RELATED: Stinger, Javelin Production Can Be Boosted With Congressional Support: Army Official

During a House Armed Services Committee hearing earlier Tuesday, Defense Secretary Lloyd Austin told lawmakers the Pentagon was working with industry to determine how to expedite the planned timeline to replenish ammunition stockpiles that decreased due to Ukraine.

“I’m optimistic that we’ll be able to truncate, you know, the projected timelines that we got early on,” he said. “We work very hard. The industry has been responsive. And if we need any further assistance or congressional authorities, we won’t hesitate to ask.

Hicks and Austin’s comments came just hours before the Biden administration announced an additional $100 million for Javelin anti-tank weapons for Ukraine, which Pentagon press secretary John Kirby said in a statement. a statement of urgent need. So far, the United States has provided $1.7 billion in security assistance to Ukraine since the invasion began on Feb. 24, and more than $2.4 billion since the start. of the Biden administration in 2021.
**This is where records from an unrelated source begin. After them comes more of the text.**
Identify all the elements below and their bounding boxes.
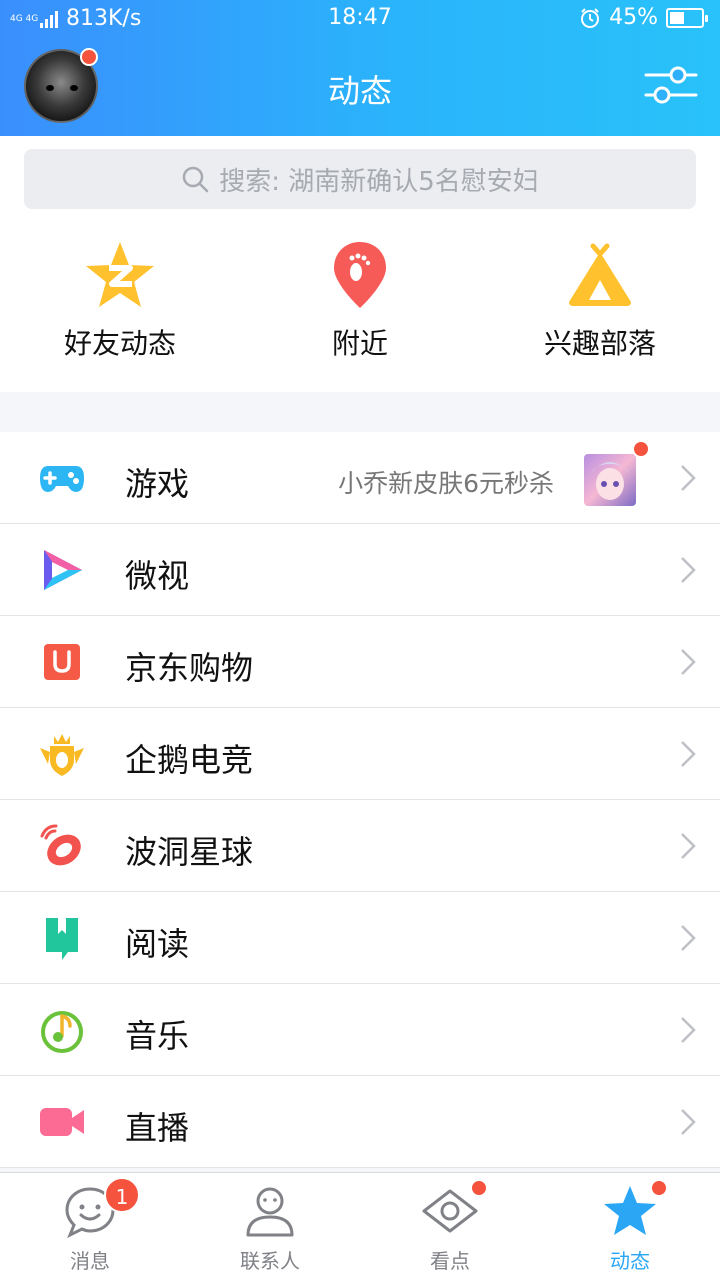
unread-badge: 1: [104, 1177, 140, 1213]
list-item-weishi[interactable]: 微视: [0, 524, 720, 616]
list-item-label: 企鹅电竞: [125, 741, 254, 779]
chevron-right-icon: [681, 1017, 696, 1043]
list-item-label: 波洞星球: [125, 833, 254, 871]
chevron-right-icon: [681, 1109, 696, 1135]
avatar-notification-dot: [80, 48, 98, 66]
tab-label: 消息: [70, 1249, 110, 1273]
list-item-label: 游戏: [125, 465, 190, 503]
top-header: 4G 4G 813K/s 18:47 45% 动态: [0, 0, 720, 136]
list-item-label: 微视: [125, 557, 190, 595]
list-item-label: 直播: [125, 1109, 190, 1147]
feed-star-icon: [604, 1186, 656, 1235]
reading-book-icon: [46, 918, 78, 960]
list-item-label: 音乐: [125, 1017, 190, 1055]
search-placeholder: 搜索: 湖南新确认5名慰安妇: [219, 166, 539, 197]
game-promo-thumbnail: [584, 454, 636, 506]
music-note-icon: [41, 1011, 83, 1053]
chevron-right-icon: [681, 925, 696, 951]
gamepad-icon: [40, 466, 84, 492]
quick-entry-label: 好友动态: [63, 327, 176, 360]
feed-notification-dot: [650, 1179, 668, 1197]
quick-entry-friends-feed[interactable]: 好友动态: [0, 240, 240, 362]
tab-feed[interactable]: 动态: [540, 1173, 720, 1280]
jd-shopping-icon: [44, 644, 80, 680]
chevron-right-icon: [681, 557, 696, 583]
list-item-penguin-esports[interactable]: 企鹅电竞: [0, 708, 720, 800]
chevron-right-icon: [681, 465, 696, 491]
bodong-planet-icon: [40, 824, 81, 866]
search-and-shortcuts-panel: 搜索: 湖南新确认5名慰安妇 好友动态 附近 兴趣部落: [0, 136, 720, 392]
tab-label: 联系人: [240, 1249, 300, 1273]
tab-label: 动态: [610, 1249, 650, 1273]
search-icon: [182, 166, 209, 193]
feature-list: 游戏 小乔新皮肤6元秒杀 微视 京东购物 企鹅电竞 波洞星球 阅读 音乐 直播: [0, 432, 720, 1168]
penguin-esports-icon: [40, 734, 84, 776]
list-item-label: 阅读: [125, 925, 190, 963]
list-item-games[interactable]: 游戏 小乔新皮肤6元秒杀: [0, 432, 720, 524]
chevron-right-icon: [681, 741, 696, 767]
tab-messages[interactable]: 1 消息: [0, 1173, 180, 1280]
interest-tribe-tent-icon: [569, 243, 631, 306]
live-camera-icon: [40, 1108, 84, 1136]
list-item-jd-shopping[interactable]: 京东购物: [0, 616, 720, 708]
list-item-bodong-planet[interactable]: 波洞星球: [0, 800, 720, 892]
filter-settings-icon[interactable]: [644, 65, 698, 105]
weishi-play-icon: [44, 550, 82, 590]
tab-contacts[interactable]: 联系人: [180, 1173, 360, 1280]
alarm-clock-icon: [581, 7, 600, 28]
list-item-live[interactable]: 直播: [0, 1076, 720, 1168]
quick-entry-interest-tribe[interactable]: 兴趣部落: [480, 240, 720, 362]
page-title: 动态: [327, 72, 392, 110]
status-bar: 4G 4G 813K/s 18:47 45%: [0, 0, 720, 36]
contacts-icon: [246, 1187, 294, 1237]
kandian-notification-dot: [470, 1179, 488, 1197]
game-promo-text: 小乔新皮肤6元秒杀: [338, 469, 554, 498]
friends-feed-star-icon: [86, 242, 154, 307]
nearby-location-icon: [334, 242, 386, 308]
search-input[interactable]: 搜索: 湖南新确认5名慰安妇: [24, 149, 696, 209]
list-item-label: 京东购物: [125, 649, 254, 687]
tab-label: 看点: [430, 1249, 470, 1273]
bottom-tab-bar: 1 消息 联系人 看点 动态: [0, 1172, 720, 1280]
game-promo-notification-dot: [632, 440, 650, 458]
chevron-right-icon: [681, 833, 696, 859]
tab-kandian[interactable]: 看点: [360, 1173, 540, 1280]
quick-entry-label: 兴趣部落: [543, 327, 656, 360]
list-item-music[interactable]: 音乐: [0, 984, 720, 1076]
battery-icon: [666, 7, 708, 28]
battery-percent: 45%: [609, 5, 658, 30]
kandian-eye-icon: [422, 1189, 478, 1233]
chevron-right-icon: [681, 649, 696, 675]
quick-entry-nearby[interactable]: 附近: [240, 240, 480, 362]
quick-entry-label: 附近: [331, 327, 388, 360]
list-item-reading[interactable]: 阅读: [0, 892, 720, 984]
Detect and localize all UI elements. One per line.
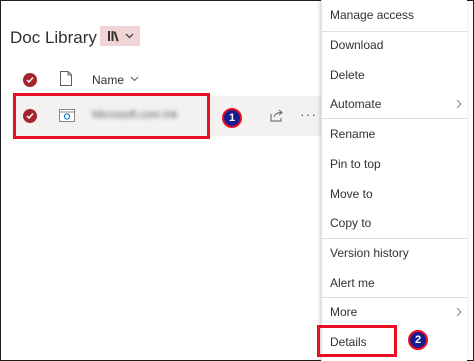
library-icon [107, 31, 119, 42]
menu-item-more[interactable]: More [322, 298, 468, 326]
menu-item-rename[interactable]: Rename [322, 120, 468, 148]
chevron-right-icon [456, 307, 462, 317]
menu-item-automate[interactable]: Automate [322, 90, 468, 118]
chevron-down-icon [125, 33, 133, 39]
highlight-box-file-row [13, 93, 210, 139]
library-title: Doc Library [10, 28, 97, 47]
menu-item-move-to[interactable]: Move to [322, 180, 468, 208]
chevron-right-icon [456, 99, 462, 109]
menu-item-label: More [330, 305, 358, 319]
chevron-down-icon[interactable] [130, 76, 139, 82]
more-actions-icon[interactable]: ··· [300, 106, 317, 122]
context-menu: Manage access Download Delete Automate R… [321, 0, 468, 361]
menu-item-download[interactable]: Download [322, 31, 468, 59]
file-type-icon[interactable] [60, 71, 72, 86]
menu-item-copy-to[interactable]: Copy to [322, 209, 468, 237]
select-all-checkbox[interactable] [23, 73, 37, 87]
checkmark-icon [26, 77, 34, 84]
menu-item-label: Automate [330, 97, 382, 111]
menu-item-pin-to-top[interactable]: Pin to top [322, 150, 468, 178]
column-header-name[interactable]: Name [92, 73, 124, 87]
menu-item-alert-me[interactable]: Alert me [322, 269, 468, 297]
highlight-box-details [317, 325, 397, 357]
step-badge-1: 1 [222, 108, 242, 128]
menu-divider [322, 118, 468, 119]
menu-item-version-history[interactable]: Version history [322, 239, 468, 267]
share-icon[interactable] [270, 109, 284, 122]
menu-item-manage-access[interactable]: Manage access [322, 1, 468, 29]
library-view-button[interactable] [100, 26, 140, 46]
step-badge-2: 2 [408, 330, 428, 350]
menu-item-delete[interactable]: Delete [322, 61, 468, 89]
Stinger production line: can it even be restarted?

While Javelin – which is made by a Lockheed Martin-Raytheon joint venture – remains in production for the US military, the US Army and Marine Corps haven’t purchased Stinger systems in decades. Today, the Stinger production line serves only one international customer, who sourced and supplied many obsolete parts needed to build their own Stingers.
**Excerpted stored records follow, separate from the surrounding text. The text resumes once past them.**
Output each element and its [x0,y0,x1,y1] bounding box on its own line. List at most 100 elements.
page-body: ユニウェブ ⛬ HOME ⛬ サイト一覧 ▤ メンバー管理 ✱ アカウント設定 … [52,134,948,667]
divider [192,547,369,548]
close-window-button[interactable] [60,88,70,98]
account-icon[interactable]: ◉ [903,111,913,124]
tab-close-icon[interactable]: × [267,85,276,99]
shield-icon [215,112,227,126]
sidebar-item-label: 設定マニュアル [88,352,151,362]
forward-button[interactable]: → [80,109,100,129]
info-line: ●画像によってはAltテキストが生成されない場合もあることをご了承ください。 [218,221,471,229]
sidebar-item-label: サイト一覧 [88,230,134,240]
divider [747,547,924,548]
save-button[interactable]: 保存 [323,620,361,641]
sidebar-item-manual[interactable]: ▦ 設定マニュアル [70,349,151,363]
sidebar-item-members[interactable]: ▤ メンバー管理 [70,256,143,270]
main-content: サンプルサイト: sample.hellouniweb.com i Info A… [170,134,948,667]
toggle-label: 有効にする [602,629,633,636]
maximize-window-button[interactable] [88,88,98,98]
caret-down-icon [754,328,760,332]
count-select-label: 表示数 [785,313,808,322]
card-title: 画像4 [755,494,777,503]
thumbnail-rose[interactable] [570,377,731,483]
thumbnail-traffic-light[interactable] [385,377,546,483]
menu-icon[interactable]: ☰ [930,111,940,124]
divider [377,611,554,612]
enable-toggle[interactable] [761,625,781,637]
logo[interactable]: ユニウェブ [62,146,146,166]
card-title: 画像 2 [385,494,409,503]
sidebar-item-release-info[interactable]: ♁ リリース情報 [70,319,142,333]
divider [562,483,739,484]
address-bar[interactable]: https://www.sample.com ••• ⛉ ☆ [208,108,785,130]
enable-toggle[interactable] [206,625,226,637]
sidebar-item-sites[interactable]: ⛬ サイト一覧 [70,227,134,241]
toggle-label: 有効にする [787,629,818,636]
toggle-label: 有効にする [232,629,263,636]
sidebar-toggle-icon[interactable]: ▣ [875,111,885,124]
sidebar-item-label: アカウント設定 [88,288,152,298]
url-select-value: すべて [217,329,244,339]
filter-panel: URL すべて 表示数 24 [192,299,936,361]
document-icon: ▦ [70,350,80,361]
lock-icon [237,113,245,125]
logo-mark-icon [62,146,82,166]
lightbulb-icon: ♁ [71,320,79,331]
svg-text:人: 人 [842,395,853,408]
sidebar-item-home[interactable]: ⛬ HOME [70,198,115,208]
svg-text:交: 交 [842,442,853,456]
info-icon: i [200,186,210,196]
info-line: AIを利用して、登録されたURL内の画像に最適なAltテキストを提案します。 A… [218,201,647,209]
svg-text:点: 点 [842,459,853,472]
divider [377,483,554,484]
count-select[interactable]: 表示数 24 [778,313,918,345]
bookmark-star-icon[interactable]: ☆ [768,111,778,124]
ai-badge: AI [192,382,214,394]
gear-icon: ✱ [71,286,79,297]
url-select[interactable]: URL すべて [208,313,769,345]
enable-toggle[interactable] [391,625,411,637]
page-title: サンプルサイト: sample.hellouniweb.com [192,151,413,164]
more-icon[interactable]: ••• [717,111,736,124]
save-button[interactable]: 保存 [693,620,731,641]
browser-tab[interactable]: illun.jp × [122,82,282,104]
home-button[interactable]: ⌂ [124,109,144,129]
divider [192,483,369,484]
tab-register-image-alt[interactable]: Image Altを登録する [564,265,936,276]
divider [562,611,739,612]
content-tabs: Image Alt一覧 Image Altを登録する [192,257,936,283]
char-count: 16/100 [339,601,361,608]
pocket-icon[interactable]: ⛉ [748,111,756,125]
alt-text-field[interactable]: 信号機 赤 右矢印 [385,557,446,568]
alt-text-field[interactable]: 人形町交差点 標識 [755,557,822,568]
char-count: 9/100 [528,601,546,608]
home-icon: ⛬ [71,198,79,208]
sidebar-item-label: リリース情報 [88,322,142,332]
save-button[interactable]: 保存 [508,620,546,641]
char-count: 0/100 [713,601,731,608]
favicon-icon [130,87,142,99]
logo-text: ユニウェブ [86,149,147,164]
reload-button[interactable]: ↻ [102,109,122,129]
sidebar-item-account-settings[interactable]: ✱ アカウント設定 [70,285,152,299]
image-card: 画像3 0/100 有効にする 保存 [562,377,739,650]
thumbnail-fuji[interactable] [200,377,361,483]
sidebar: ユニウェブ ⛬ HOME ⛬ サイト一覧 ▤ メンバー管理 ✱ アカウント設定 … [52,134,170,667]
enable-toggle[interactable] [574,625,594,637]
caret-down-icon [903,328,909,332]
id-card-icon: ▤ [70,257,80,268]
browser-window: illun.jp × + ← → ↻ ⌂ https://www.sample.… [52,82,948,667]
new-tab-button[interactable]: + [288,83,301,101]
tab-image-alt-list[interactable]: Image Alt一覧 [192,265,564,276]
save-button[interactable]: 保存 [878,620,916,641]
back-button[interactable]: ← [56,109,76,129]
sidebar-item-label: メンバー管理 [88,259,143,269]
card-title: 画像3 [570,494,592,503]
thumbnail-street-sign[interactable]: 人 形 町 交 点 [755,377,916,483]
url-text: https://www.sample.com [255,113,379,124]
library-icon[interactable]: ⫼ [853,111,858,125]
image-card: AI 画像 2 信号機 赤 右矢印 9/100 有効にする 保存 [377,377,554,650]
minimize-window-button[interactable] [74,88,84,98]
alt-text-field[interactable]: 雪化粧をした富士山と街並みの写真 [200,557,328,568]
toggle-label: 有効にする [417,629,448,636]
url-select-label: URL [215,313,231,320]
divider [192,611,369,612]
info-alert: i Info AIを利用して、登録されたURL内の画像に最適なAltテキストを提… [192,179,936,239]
Since the Stinger is made with a number of components that are no longer in production, there are a finite number of Stingers that could be made with the existing parts available on the market.

There are also concerns that due to the labor considerations Hicks alluded to, Ukraine may need Stingers faster than the United States could replenish its own stock, resulting in a shortfall. In the months following the start of the conflict, the United States supplied Ukraine with around 2,000 Stingers, but it currently takes 18 to 24 months to produce a single production batch of Stinger missiles, CNN reported on 28 March.

A source told Breaking Defense that the production process involves very little automation, with artisans making the Stingers together by hand.

In March, HASC Chairman Adam Smith, D-Wash., and ranking member Mike Rogers, R-Ala., implored Pentagon leaders to begin work on a modern short-range air defense system that would could replace Stinger. They called the issue “a matter of the utmost urgency” and stipulated that the new system should be inexpensive, exportable and ready in 36 months.

The fiscal year 2022 budget, which was signed into law last month, provided $3.5 billion for the Pentagon to replenish munitions donated to Ukraine. That money should be used to find new parts and production methods that could bridge the gap between Stinger and a modern system, a senior congressional official told Breaking Defense last week.

“If we wait for FY23 [National Defense Authorization Act] to solve this problem, we waited too long and wasted months,” the assistant said. “If we spend six months procrastinating, it’s too late and we’ve lost six months. We don’t have that leeway.